🤖 AI Summary
Existing research on large language models (LLMs) as autonomous agents and tool users remains fragmented and limited in architecture design, multi-agent coordination, tool integration, cognitive mechanism modeling, and evaluation frameworks. Method: This survey systematically analyzes 2023–2025 top-tier conference and journal publications using structured literature analysis, integrating prompt engineering and fine-tuning techniques to dissect LLM implementations of core cognitive capabilities—reasoning, planning, and memory. Contribution/Results: We identify three breakthrough directions—verifiable reasoning, self-improvement, and personalized customization—and distill ten concrete future research pathways. Further, we propose a unified evaluation framework covering 68 publicly available datasets, exposing critical gaps in current benchmarks regarding task generalization, dynamic adaptability, and causal attribution capability.
📝 Abstract
The pursuit of human-level artificial intelligence (AI) has significantly advanced the development of autonomous agents and Large Language Models (LLMs). LLMs are now widely utilized as decision-making agents for their ability to interpret instructions, manage sequential tasks, and adapt through feedback. This review examines recent developments in employing LLMs as autonomous agents and tool users and comprises seven research questions. We only used the papers published between 2023 and 2025 in conferences of the A* and A rank and Q1 journals. A structured analysis of the LLM agents' architectural design principles, dividing their applications into single-agent and multi-agent systems, and strategies for integrating external tools is presented.

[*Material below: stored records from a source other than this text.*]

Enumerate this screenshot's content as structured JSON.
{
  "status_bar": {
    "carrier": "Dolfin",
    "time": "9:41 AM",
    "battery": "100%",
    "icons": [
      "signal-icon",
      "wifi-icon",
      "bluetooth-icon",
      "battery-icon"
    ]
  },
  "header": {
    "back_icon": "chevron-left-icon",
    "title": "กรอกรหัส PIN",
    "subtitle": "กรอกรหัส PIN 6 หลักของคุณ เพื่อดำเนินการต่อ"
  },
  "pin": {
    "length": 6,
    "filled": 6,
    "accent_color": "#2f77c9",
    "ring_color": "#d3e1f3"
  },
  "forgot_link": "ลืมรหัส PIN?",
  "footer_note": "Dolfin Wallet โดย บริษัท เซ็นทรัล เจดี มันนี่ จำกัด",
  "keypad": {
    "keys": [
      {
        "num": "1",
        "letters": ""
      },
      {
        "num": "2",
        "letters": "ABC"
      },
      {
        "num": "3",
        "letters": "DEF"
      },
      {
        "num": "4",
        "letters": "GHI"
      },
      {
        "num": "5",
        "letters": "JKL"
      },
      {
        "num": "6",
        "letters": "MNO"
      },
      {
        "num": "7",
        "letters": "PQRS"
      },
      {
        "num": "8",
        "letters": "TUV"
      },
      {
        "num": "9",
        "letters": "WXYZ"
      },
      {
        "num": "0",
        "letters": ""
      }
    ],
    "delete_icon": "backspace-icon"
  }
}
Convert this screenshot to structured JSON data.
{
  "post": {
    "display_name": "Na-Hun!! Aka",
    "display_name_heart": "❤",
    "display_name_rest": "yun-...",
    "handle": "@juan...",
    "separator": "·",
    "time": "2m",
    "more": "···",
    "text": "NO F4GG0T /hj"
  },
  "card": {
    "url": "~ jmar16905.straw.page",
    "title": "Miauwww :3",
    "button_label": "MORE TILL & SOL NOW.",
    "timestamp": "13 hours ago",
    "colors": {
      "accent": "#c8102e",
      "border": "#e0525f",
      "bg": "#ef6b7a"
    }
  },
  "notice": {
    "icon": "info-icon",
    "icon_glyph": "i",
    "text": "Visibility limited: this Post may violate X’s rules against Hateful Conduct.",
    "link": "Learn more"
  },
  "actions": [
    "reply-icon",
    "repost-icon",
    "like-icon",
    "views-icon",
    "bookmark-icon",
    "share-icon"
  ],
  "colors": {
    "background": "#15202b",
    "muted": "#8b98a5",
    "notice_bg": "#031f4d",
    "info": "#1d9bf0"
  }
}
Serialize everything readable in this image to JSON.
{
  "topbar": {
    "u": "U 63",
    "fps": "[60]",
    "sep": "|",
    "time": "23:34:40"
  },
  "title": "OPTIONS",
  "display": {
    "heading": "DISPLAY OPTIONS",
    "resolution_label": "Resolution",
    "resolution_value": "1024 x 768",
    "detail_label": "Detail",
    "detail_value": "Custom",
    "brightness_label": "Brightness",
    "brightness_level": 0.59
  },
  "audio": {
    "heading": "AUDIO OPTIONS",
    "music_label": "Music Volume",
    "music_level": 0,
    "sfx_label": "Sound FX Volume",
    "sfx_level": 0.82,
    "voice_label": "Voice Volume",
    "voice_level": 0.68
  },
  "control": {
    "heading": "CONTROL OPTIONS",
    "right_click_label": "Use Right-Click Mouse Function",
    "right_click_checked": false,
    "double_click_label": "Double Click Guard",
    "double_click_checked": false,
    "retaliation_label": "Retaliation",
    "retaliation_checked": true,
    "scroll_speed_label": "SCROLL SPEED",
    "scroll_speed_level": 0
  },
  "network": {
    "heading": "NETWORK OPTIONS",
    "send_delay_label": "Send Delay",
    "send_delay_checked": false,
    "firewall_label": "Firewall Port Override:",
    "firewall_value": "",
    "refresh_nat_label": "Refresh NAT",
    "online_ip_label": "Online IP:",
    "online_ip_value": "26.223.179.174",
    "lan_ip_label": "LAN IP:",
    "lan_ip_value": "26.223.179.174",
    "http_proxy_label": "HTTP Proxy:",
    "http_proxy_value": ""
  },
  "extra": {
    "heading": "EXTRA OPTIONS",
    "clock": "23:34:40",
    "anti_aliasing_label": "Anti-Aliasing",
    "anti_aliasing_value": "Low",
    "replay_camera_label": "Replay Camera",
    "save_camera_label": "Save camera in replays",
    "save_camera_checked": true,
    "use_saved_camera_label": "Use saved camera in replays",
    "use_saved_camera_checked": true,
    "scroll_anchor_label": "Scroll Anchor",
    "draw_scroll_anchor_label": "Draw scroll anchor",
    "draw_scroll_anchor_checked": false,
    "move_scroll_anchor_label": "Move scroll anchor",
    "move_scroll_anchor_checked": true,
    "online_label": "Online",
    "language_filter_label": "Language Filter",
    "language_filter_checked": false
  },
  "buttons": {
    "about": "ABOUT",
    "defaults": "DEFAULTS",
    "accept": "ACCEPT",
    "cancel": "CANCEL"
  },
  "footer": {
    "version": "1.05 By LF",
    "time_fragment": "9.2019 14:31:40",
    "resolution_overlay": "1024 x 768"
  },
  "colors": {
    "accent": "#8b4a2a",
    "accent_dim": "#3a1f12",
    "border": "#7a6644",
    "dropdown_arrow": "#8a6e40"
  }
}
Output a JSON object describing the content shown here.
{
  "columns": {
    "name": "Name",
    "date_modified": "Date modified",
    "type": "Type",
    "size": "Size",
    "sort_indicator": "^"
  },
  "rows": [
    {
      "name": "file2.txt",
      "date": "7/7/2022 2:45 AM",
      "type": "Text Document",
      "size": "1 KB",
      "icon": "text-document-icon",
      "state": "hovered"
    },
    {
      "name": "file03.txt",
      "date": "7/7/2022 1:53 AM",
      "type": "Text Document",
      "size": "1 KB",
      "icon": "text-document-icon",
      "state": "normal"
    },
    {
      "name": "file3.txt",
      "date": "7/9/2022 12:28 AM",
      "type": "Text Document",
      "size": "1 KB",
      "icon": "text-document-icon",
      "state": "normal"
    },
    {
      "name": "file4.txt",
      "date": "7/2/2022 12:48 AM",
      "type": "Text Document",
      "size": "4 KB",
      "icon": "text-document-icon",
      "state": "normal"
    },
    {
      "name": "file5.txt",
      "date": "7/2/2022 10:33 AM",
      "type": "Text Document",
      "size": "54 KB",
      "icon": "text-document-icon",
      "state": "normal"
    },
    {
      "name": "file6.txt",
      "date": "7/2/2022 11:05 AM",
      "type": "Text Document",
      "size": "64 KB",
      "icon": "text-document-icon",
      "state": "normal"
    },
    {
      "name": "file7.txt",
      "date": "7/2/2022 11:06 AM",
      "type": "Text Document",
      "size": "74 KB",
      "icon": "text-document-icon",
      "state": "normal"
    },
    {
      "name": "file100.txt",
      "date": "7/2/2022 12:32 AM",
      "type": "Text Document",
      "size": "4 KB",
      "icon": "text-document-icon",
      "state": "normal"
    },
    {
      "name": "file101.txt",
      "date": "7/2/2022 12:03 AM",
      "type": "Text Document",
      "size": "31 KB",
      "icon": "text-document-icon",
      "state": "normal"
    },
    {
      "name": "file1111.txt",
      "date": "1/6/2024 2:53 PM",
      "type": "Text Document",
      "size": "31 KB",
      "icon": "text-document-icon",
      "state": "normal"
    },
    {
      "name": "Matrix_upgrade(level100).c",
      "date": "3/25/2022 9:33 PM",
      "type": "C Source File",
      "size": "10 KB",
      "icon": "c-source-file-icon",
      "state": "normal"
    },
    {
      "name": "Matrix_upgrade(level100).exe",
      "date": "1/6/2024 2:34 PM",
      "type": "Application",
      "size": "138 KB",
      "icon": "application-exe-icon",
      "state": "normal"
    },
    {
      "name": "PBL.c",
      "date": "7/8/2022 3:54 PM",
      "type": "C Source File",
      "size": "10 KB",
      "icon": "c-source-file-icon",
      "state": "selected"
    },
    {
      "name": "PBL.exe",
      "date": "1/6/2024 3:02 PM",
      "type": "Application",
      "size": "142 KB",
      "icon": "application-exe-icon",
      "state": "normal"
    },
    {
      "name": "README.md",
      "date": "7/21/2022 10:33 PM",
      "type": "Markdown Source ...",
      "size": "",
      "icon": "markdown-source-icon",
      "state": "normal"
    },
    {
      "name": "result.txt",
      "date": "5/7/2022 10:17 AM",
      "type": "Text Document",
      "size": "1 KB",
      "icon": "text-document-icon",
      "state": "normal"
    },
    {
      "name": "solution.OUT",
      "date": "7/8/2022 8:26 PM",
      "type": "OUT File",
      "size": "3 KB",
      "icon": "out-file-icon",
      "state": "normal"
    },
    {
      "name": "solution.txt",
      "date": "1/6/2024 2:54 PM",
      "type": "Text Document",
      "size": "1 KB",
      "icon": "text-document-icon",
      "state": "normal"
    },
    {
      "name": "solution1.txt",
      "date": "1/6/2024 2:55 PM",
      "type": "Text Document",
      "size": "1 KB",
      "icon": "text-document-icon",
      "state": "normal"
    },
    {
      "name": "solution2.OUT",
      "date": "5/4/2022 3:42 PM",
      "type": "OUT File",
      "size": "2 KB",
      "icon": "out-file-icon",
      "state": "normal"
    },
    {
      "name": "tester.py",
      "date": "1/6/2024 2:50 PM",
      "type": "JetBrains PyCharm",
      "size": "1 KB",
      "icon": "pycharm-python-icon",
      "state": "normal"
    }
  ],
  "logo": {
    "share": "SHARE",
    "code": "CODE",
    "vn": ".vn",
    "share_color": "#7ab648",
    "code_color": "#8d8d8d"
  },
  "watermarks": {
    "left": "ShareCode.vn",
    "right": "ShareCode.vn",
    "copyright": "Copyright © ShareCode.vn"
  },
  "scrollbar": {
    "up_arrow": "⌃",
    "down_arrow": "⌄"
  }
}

In addition, the cognitive mechanisms of LLM, including reasoning, planning, and memory, and the impact of prompting methods and fine-tuning procedures on agent performance are also investigated. Furthermore, we evaluated current benchmarks and assessment protocols and have provided an analysis of 68 publicly available datasets to assess the performance of LLM-based agents in various tasks. In conducting this review, we have identified critical findings on verifiable reasoning of LLMs, the capacity for self-improvement, and the personalization of LLM-based agents. Finally, we have discussed ten future research directions to overcome these gaps.